Tue Mar 19 16:28:22 GMT 2019




RADICAL VENTRILOQUISM: ACTS OF SPEAKING THROUGH AND SPEAKING FOR
Organisers: LEE CAMPBELL and CHRISTABEL HARLEY

CONFERENCE STREAM AS PART OF LONDON CRITICAL THOUGHT CONFERENCE, GOLDSMITHS, LONDON
JULY 2019

http://londoncritical.org/wp-content/uploads/2019/02/LCCT-2019-Call-for-Papers.pdf

Please send 250 WORD submissions to (paper-subs /at/ londoncritical.org). by MARCH 25TH 2019

'[V]entriloqual relationships can be utilized as a metaphor, perhaps a paradigm, for generating ideas and organising phenomena of key philosophical interest [...]. In an unbridled, personal anthropomorphism we speak for things, as if things were speaking to us, reading their meanings for us, in voices of their own which, are, at the same time, of course, only our altered voices dislocated. The ventriloquist’s audience becomes part of the total context of the act – a kind of witness and judge of the ventriloquist’s performance.' (Goldblatt, 2006)

Ventriloquism, in its most common usage, refers to a form of popular entertainment consisting of performers giving voice to inanimate objects through a careful interplay between what is heard and what is seen. The beginnings of ventriloquism can be cited in the jester’s sceptre. The jester gained power by not using his own voice. He spoke through the voice of his sceptre—a miniature representation of his own face. Similarly, ventriloquists speak through their puppets as a way of “distancing” themselves from criticism.

This stream explores expanded forms of ventriloquism and asks: ‘What may constitute a radical ventriloquism?’ and explores the possibilities of ‘radical ventriloquism’ and its potential as useful and applicable to enabling important discussions about what it may mean to ‘speak through’ and ‘speak for’ others/objects/things across a range of artistic/creative disciplines. Whilst recognising that ‘in Nietzsche’, as suggests David Goldblatt, ‘the artist allows certain forces which he designates at will, to move and speak through him.’, we particularly welcome submissions from individuals and groups from beyond arts and humanities. We are most interested to explore how, for example, a scientist would conceptualise ‘radical ventriloquism’?

Leading on from the previous quote, Goldblatt, in Art and ventriloquism usefully goes on to remind us that, ‘in Foucault, while certain persons speak for things (art and nature), persons also speak for other persons, those muted in the social Diaspora such as the mad, the poor, the sick, and the imprisoned.’ Disability is often presented and represented by abled-bodied medics and others. This aligns with Linda Alcoff’s assertion in The Problem of Speaking for Others (1992) that ‘privileged authors who speak on behalf of the oppressed is becoming increasingly criticized by members of those oppressed groups themselves’. In response, we invite papers that theorise, articulate and demonstrate how radical ventriloquism nudges at these crucial debates: ethics/politics of representation / giving voice to those ‘marginalised’.
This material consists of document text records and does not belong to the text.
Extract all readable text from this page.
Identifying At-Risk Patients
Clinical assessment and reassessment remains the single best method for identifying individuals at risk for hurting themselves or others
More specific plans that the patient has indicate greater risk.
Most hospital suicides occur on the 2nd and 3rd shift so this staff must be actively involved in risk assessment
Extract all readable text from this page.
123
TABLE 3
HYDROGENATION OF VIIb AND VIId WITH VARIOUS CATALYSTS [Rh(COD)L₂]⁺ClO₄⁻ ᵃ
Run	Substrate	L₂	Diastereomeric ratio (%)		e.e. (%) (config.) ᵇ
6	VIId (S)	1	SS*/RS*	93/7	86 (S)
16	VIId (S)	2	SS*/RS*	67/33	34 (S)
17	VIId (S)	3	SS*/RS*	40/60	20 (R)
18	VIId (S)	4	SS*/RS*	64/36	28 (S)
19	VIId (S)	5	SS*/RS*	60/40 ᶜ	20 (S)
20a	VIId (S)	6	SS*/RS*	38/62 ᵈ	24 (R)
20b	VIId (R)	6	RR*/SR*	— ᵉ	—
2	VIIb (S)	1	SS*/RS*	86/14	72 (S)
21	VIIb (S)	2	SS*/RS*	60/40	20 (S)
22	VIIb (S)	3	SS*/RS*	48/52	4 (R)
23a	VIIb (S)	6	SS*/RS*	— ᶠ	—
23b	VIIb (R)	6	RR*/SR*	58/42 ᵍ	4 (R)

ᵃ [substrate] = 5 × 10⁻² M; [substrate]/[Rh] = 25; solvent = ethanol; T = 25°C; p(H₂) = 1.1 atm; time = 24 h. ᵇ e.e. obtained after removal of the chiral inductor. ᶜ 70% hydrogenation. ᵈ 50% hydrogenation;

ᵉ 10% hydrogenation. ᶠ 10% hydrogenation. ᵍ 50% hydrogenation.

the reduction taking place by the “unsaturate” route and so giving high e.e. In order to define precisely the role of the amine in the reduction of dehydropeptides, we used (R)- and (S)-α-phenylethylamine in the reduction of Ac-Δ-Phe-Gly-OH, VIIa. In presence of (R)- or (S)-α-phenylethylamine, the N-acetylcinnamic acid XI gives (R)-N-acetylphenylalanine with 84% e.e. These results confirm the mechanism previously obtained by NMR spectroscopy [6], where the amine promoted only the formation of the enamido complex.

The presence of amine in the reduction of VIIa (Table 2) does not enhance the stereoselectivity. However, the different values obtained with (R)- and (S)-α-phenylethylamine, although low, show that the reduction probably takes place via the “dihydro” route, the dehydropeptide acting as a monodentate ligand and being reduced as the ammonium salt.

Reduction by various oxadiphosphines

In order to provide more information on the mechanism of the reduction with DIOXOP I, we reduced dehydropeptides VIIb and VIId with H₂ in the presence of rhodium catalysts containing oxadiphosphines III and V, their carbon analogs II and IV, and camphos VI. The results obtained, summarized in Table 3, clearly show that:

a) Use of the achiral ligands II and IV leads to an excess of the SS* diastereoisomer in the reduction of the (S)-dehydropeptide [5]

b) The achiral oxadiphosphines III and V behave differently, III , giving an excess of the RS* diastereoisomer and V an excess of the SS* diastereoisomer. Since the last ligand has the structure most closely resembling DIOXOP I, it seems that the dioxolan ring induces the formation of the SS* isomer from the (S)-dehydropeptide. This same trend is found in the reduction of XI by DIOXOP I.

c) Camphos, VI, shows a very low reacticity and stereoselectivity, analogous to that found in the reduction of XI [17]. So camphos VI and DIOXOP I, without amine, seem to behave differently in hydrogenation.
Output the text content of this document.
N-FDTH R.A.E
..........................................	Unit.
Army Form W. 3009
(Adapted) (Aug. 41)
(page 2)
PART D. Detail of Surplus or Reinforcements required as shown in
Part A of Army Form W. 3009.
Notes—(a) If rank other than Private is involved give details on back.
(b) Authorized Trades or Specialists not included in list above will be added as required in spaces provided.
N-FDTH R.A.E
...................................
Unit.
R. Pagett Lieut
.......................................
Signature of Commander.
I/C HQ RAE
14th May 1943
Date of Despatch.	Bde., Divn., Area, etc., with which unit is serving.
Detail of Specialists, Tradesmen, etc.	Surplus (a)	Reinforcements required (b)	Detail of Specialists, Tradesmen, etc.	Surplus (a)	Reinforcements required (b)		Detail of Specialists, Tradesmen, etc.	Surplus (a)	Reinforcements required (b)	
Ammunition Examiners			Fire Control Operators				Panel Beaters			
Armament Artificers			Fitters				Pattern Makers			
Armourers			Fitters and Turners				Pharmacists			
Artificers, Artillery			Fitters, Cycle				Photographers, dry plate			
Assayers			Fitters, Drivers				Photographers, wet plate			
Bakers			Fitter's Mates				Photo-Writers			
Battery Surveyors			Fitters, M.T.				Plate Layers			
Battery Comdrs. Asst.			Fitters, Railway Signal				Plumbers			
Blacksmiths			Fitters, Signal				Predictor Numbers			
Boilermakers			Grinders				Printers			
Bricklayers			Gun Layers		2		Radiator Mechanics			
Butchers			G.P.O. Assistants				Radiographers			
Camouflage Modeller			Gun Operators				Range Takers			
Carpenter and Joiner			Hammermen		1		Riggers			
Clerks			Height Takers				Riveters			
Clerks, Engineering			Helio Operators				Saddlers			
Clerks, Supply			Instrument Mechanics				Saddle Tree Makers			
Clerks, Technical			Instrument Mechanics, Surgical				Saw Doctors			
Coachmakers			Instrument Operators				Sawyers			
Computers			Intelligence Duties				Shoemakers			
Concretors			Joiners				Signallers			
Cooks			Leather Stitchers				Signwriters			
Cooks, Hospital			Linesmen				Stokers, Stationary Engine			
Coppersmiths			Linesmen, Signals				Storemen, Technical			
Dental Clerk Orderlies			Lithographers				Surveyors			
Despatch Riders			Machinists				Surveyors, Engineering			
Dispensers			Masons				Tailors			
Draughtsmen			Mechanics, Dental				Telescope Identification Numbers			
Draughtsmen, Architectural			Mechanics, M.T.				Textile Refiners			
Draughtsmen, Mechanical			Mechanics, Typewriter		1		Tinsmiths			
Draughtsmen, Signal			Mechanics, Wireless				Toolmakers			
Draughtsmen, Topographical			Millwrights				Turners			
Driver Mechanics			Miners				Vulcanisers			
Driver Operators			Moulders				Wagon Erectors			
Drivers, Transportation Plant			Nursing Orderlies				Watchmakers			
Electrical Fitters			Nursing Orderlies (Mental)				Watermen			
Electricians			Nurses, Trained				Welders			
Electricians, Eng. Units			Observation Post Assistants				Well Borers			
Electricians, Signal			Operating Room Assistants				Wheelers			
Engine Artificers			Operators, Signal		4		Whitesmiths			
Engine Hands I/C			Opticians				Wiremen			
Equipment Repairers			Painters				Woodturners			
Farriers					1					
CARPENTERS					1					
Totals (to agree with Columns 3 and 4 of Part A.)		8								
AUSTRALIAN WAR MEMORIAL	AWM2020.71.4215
We encourage submissions which question who gets to (and who should) speak for whom. We are most interested in receiving submissions that reflect upon how radical ventriloquism may be understood in critical pedagogy terms in relation to, for example, decolonizing the curriculum. What does it mean for a white person to be lecturing on postcolonial theory, a white man teaching feminism, or, as Calvin Thomas explores in Straight with a Twist (1999), a straight man lecturing on queer theory?